# My ramp with a door



## Marie5656 (Oct 14, 2017)

*In another thread I mentioned that the guys who built our ramp added an opening at the top so we can just set out groceries or bags there, rather than carry them up the ramp (it is one that doubles over on itself, if you understand).  I had said I would post pictures.  As you look at the pictures, the driveway as behind the camera.  We had to add the gate for it to pass inspection.

*


----------



## Buckeye (Oct 14, 2017)

Great idea!


----------



## Cap'nSacto (Oct 14, 2017)

Kind of a drag that you had to add the gate. Still very nifty, though.


----------



## Marie5656 (Oct 14, 2017)

Cap'nSacto said:


> Kind of a drag that you had to add the gate. Still very nifty, though.

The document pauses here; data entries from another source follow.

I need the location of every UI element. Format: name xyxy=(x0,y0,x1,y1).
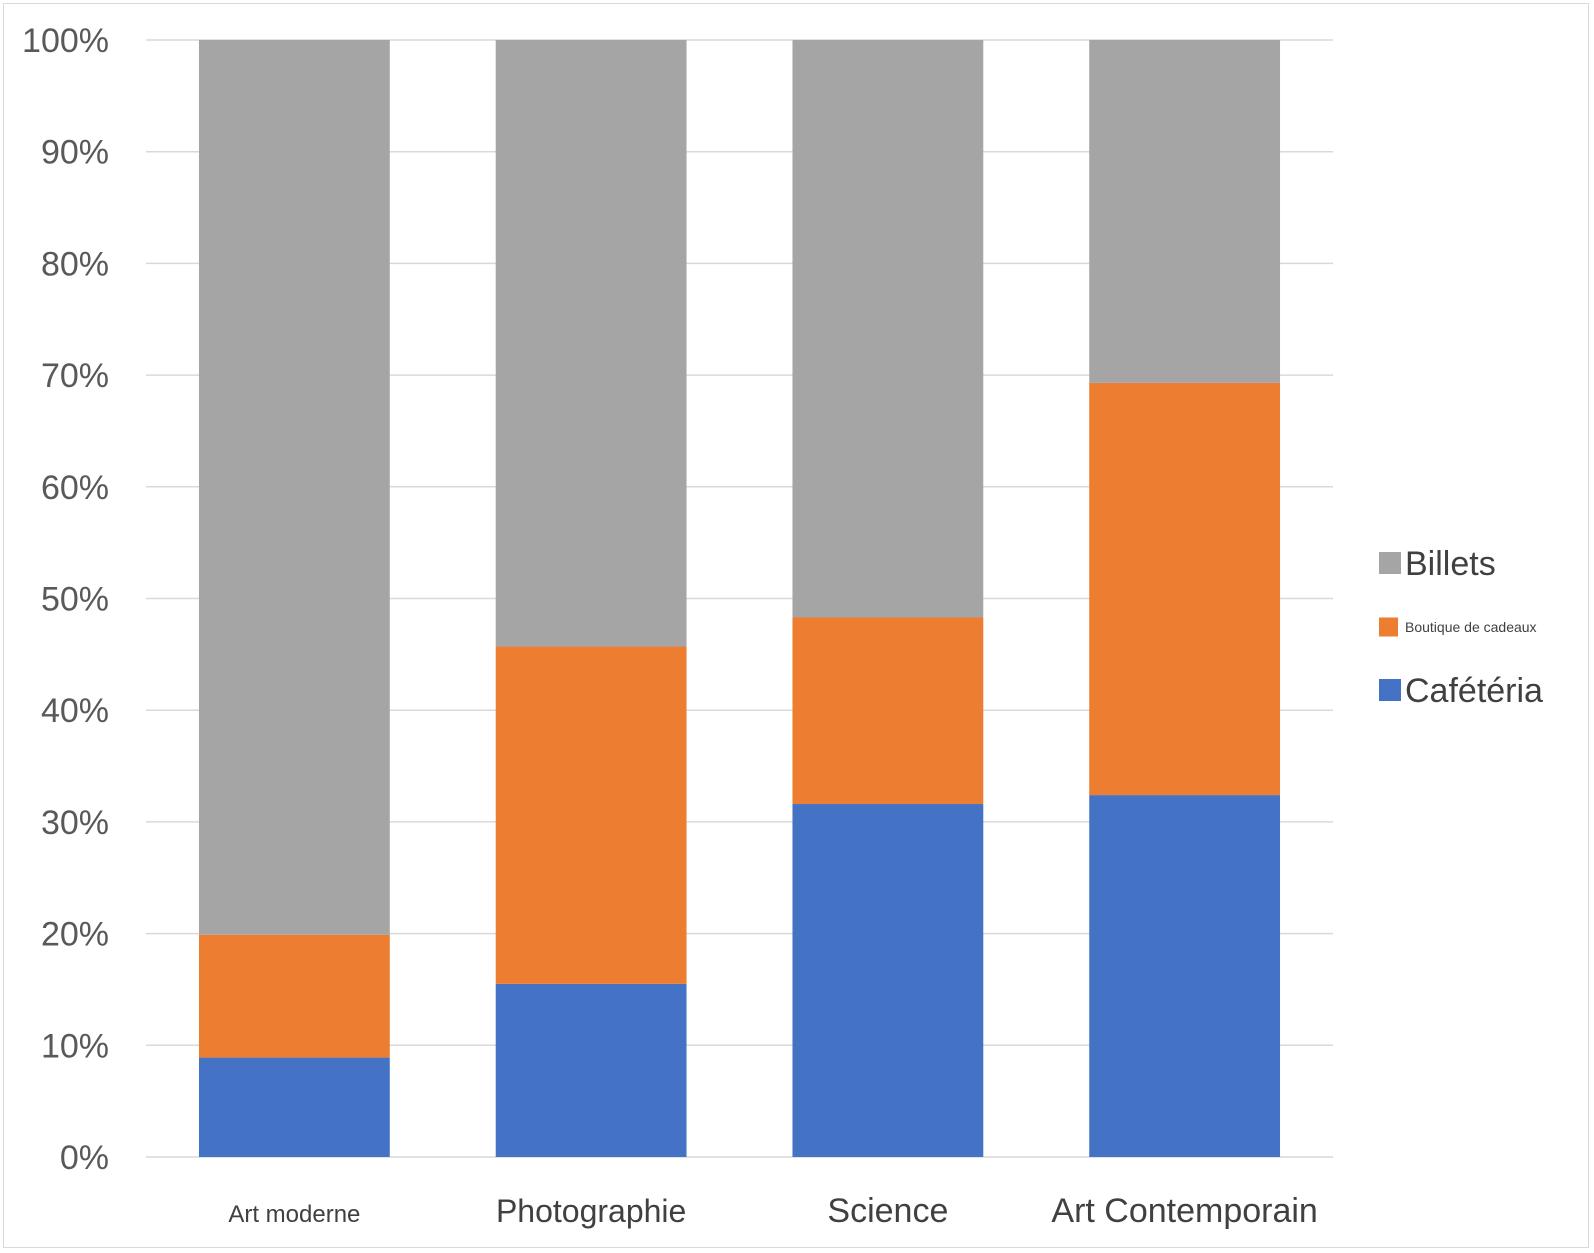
legend-label: Cafétéria xyxy=(1405,672,1543,710)
y-tick-label: 100% xyxy=(22,22,109,60)
bar-segment-boutique-de-cadeaux xyxy=(495,646,687,984)
x-tick-label: Art moderne xyxy=(228,1201,360,1228)
y-tick-label: 30% xyxy=(41,804,109,842)
x-axis-labels: Art moderne Photographie Science Art Contem… xyxy=(228,1192,1318,1230)
y-tick-label: 20% xyxy=(41,916,109,954)
x-tick-label: Science xyxy=(827,1192,948,1230)
legend-swatch xyxy=(1379,679,1401,701)
bar-segment-caf-t-ria xyxy=(495,983,687,1157)
legend-label: Boutique de cadeaux xyxy=(1405,619,1537,635)
y-tick-label: 0% xyxy=(60,1139,109,1177)
y-tick-label: 10% xyxy=(41,1027,109,1065)
y-tick-label: 70% xyxy=(41,357,109,395)
bars xyxy=(198,40,1281,1157)
x-tick-label: Art Contemporain xyxy=(1051,1192,1317,1230)
y-tick-label: 80% xyxy=(41,245,109,283)
x-tick-label: Photographie xyxy=(496,1193,686,1229)
legend-label: Billets xyxy=(1405,545,1496,583)
bar-segment-billets xyxy=(495,40,687,647)
bar-segment-caf-t-ria xyxy=(1089,795,1281,1157)
legend-swatch xyxy=(1379,617,1398,637)
bar-segment-billets xyxy=(1089,40,1281,383)
legend-swatch xyxy=(1379,552,1401,574)
bar-segment-caf-t-ria xyxy=(792,804,984,1157)
bar-segment-caf-t-ria xyxy=(198,1057,390,1157)
bar-segment-boutique-de-cadeaux xyxy=(792,617,984,805)
bar-segment-boutique-de-cadeaux xyxy=(198,934,390,1058)
y-tick-label: 60% xyxy=(41,469,109,507)
bar-segment-billets xyxy=(792,40,984,618)
legend: Billets Boutique de cadeaux Cafétéria xyxy=(1379,545,1543,710)
y-tick-label: 40% xyxy=(41,692,109,730)
y-axis-ticks: 0% 10% 20% 30% 40% 50% 60% 70% 80% 90% 100% xyxy=(22,22,109,1177)
y-tick-label: 90% xyxy=(41,134,109,172)
bar-segment-billets xyxy=(198,40,390,935)
bar-segment-boutique-de-cadeaux xyxy=(1089,382,1281,796)
y-tick-label: 50% xyxy=(41,581,109,619)
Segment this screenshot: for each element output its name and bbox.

Yep, I know.  It is for safety reasons, in case there are kids here.  No one wants them falling off.  LOL


----------



## SeaBreeze (Oct 14, 2017)

Looks good Marie, can you still set bags there with the gate?  Looks like you can but it might not be that easy as before.


----------



## Marie5656 (Oct 15, 2017)

SeaBreeze said:


> Looks good Marie, can you still set bags there with the gate?  Looks like you can but it might not be that easy as before.



Maybe if it is a smaller bag, yes.  Just have to lift everything over the cross bar at the bottom...which was there from the start. The actual gate itself is what we added.  The guy who made the door is pretty talented at that.


----------



## RadishRose (Oct 15, 2017)

Great idea!


----------